Talks of an Anthony Joshua v Deontay Wilder megafight at Wembley Stadium in the English summer is good news for Joseph Parker, who could feature in the main undercard bout in front of another huge crowd and global television audience.

Parker's promoter David Higgins said this morning the New Zealand heavyweight could be open to fighting on a Joshua undercard after his recent points defeat to the Englishman.

A day after Joshua relieved Parker of his WBO world title belt, trainer Kevin Barry suggested his man could fight as early as August in the United Kingdom, and that time frame would fit in with the latest news American Wilder is willing to put his WBC title on the line against Joshua in a few months' time.

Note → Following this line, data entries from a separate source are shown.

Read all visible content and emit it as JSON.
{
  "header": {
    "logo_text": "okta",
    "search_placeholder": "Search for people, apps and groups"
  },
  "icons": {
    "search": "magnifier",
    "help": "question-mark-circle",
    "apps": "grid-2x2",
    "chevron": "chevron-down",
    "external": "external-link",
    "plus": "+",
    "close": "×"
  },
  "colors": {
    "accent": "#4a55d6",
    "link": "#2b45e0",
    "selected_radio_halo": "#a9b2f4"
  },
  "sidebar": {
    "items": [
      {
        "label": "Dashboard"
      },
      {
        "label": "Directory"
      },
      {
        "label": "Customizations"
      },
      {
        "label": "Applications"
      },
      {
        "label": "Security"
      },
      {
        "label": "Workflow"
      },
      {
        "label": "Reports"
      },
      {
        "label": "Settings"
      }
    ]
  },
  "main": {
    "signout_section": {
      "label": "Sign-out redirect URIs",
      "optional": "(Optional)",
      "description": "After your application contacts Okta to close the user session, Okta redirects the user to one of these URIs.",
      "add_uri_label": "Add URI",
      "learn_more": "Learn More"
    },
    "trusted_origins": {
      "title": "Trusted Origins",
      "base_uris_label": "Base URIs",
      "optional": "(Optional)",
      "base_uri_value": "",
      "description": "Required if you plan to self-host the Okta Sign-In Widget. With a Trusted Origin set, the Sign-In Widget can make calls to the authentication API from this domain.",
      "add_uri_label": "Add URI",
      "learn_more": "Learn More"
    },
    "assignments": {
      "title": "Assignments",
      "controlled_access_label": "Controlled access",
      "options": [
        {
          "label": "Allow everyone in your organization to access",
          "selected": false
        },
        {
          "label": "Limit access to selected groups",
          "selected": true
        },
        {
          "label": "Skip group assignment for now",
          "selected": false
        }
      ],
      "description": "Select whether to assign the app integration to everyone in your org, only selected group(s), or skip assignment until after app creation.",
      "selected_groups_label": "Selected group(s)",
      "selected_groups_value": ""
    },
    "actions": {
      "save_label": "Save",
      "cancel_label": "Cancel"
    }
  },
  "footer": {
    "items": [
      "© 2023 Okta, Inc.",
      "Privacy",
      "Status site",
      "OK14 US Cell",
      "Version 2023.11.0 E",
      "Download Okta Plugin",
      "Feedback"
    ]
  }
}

"We saw what a big deal the Povetkin-Price fight was as the main undercard fight to Parker-Joshua, and a Joshua show has a massive audience," Higgins told the Herald. "It's about leaving ego out of it."


Asked about an August time-frame, Higgins said: "August would be about the right time in the UK. Joe has got respect and support in the UK now whereas previously his only market was in New Zealand."

Higgins added: "I spoke to Eddie Hearn yesterday and he said he would be more than happy to help out with opportunities. There are options. I will talk to [American co-promoter] Bob Arum too and there is always the option of fighting in New Zealand again."

Britain's Daily Telegraph this morning reported that Wilder's representatives want to make a fight with Joshua in order to unify all the world heavyweight titles.

"We want to make it public that Deontay wants the fight, and we are prepared to come over, or meet here and get the deal done," American Shelly Finkel said. "Deontay is ready to sign and come to the UK to fight this summer."

If talks between the increasingly erratic Wilder and Joshua, the IBF, WBO and WBA champion, are successful, the pair are likely to sign a two-fight deal, with the re-match in New York or Las Vegas.

Joshua is eager to fight Wilder this year in order to unify the division before he has to deal with his mandatory challenges. Russian Alexander Povetkin, who knocked Englishman David Price unconscious at the Principality Stadium, is the mandatory WBO champion, with Bulgarian Kubrat Pulev next on the list as far as the IBF is concerned.

It remains to be seen how far down the rankings Parker will go after his defeat, the first of his professional career, which followed two successful world title defences.

However, Higgins said the WBO at least were likely to take a sympathetic view after positive talks following the fight. There is no doubt either that Parker has carried himself like a champion in the UK over the past fortnight.


"The sanctioning bodies will view Joe as one of the best quality heavyweights in the world so it shouldn't take too long for him to go up the rankings to become a number one contender as long as he wins his next few. It wouldn't be like starting again."

Another positive is that the New Zealand pay per view figures for Parker v Joshua appear to be very good. "There is confidentiality around it, but it will probably be No1 for revenue if not buys," Higgins said.

The David Tua v Shane Cameron fight in 2009 holds the pay per view record in New Zealand of more than 80,000 buys.

"Joe will get a well-deserved rest and I feel like I've gone 12 rounds myself so I'm going to lay low for a while," said Higgins, who is about to go on a brief European holiday.

Parker is on his way to Auckland for a break with family and friends.

"I'll speak to Joe about what he wants to do. The early indications are that he wants to fight again sooner rather than later."